Kurt-Christoph von Knobelsdorff, CEO of NOW GmbH, a consulting company coordinating the German government’s efforts to replace natural gas with hydrogen, noted in one panel discussion that Germany is aiming to completely change its fossil energy system as quickly as possible.
“Hydrogen is so new, and it’s just a tiny bit of the world’s energy mix. If you really want to get it going, you need to work both on the supply and the demand side. It really is a chicken and egg,” he said.
“The idea is that you have to bring supply and demand together. You have to try to do it at scale so that investors can come in.
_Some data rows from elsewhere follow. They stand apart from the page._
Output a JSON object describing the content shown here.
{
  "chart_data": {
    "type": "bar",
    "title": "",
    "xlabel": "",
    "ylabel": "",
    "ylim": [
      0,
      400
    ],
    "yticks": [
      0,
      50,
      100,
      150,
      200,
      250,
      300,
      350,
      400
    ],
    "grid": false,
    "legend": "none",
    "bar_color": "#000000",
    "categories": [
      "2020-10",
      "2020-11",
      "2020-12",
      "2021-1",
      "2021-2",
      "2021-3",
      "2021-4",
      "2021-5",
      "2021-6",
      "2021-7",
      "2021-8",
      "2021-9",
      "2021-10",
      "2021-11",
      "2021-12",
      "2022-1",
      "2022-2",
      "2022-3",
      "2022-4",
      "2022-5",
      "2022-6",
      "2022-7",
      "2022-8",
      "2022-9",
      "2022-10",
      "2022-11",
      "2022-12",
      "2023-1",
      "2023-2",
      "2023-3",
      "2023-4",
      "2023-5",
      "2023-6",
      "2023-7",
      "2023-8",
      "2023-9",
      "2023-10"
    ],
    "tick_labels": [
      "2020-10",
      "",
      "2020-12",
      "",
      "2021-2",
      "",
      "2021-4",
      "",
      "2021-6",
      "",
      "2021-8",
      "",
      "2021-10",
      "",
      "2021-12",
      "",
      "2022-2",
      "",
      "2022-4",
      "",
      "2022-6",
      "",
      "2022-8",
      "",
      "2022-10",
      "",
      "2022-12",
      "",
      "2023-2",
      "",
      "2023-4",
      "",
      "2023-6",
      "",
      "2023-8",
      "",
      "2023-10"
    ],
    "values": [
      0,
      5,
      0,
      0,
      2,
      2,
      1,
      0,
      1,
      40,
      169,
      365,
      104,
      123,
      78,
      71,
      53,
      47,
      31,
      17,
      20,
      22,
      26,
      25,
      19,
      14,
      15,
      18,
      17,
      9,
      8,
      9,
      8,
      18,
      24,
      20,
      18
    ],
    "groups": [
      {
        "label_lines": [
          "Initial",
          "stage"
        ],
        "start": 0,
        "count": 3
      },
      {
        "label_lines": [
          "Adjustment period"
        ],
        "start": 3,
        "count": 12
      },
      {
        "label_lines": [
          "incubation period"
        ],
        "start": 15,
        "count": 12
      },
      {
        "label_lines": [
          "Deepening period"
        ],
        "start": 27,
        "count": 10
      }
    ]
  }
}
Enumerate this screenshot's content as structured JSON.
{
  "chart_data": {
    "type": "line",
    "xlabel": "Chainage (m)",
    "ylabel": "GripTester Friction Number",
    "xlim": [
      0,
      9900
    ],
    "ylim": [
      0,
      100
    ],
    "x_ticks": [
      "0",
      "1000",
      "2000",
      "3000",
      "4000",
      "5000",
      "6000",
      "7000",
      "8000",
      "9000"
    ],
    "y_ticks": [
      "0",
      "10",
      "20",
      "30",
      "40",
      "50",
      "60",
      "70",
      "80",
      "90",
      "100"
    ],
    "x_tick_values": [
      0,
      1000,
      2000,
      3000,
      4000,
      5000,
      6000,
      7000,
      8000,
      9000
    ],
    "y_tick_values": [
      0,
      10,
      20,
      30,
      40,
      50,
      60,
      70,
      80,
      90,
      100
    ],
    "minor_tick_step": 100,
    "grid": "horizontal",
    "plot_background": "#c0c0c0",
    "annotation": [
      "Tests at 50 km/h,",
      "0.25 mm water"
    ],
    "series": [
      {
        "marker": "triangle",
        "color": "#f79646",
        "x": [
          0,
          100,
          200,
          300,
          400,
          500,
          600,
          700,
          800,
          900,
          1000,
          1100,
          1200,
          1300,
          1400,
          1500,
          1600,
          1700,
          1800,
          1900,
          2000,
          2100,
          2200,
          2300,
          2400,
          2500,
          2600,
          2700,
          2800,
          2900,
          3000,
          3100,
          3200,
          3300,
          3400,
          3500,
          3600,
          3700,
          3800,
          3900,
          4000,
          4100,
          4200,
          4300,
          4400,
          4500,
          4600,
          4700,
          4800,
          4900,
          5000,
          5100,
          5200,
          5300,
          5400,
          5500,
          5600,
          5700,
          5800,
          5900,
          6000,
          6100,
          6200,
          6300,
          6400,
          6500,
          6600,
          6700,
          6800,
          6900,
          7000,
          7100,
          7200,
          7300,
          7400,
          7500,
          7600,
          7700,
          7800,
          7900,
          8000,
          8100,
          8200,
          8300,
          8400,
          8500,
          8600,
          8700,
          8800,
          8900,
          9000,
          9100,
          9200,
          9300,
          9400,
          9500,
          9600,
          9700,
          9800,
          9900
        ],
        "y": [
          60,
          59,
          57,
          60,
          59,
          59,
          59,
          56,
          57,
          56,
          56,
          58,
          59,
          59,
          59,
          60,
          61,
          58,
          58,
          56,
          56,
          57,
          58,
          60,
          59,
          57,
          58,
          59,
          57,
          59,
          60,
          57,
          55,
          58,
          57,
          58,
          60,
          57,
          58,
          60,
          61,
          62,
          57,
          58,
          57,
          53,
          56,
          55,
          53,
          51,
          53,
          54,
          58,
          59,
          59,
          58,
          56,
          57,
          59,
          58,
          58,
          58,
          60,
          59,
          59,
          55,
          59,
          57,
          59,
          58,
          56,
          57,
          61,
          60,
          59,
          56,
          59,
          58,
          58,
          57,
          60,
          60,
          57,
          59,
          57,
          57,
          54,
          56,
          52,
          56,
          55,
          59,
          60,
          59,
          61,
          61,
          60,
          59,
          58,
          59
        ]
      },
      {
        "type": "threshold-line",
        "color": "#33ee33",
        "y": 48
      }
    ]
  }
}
And you have to create visibility over the long term, so that the financial packages can come together as well,” he said.
NOW GmbH has calculated that to produce affordable hydrogen, renewable power prices must be 2 to 2.5 cents/kWh. “We are not very far from that,” he said. The Biden administration has targeted the price of hydrogen at $1/kg by 2030.
“But to do this on a massive scale, industry will have to ramp up the installed global capacity of wind and solar farms, which now represent less than 5% of the power generated globally,” von Knobelsdorff said.
Another theme running through several of the hydrogen seminars was that close international cooperative efforts could speed up development of both hydrogen production and the wind and solar installations needed to support it. Offshore wind was mentioned as a source of the enormous amounts of renewable power that will be necessary to run the still-to-be-mass-produced electrolyzers generating the megatonnage of hydrogen.
Germany and Japan are both developing plans to help companies build solar and wind farms dedicated to producing hydrogen in nations with more sun and wind, and then converting it to ammonia for shipping. Germany has already signed a non-binding memorandum of understanding with the Canadian government to import hydrogen produced by still-to-be-built wind farms on Canada’s Atlantic coast. Germany and Australia have issued a joint notice of intent to study the feasibility of creating a hydrogen supply chain.
Moving the hydrogen thousands of miles will require converting it to a “hydrogen carrier,” typically a liquid such as ammonia or ethanol. Ammonia is a chemical familiar to many industries, Shell USA president Gretchen Watkins said in another session.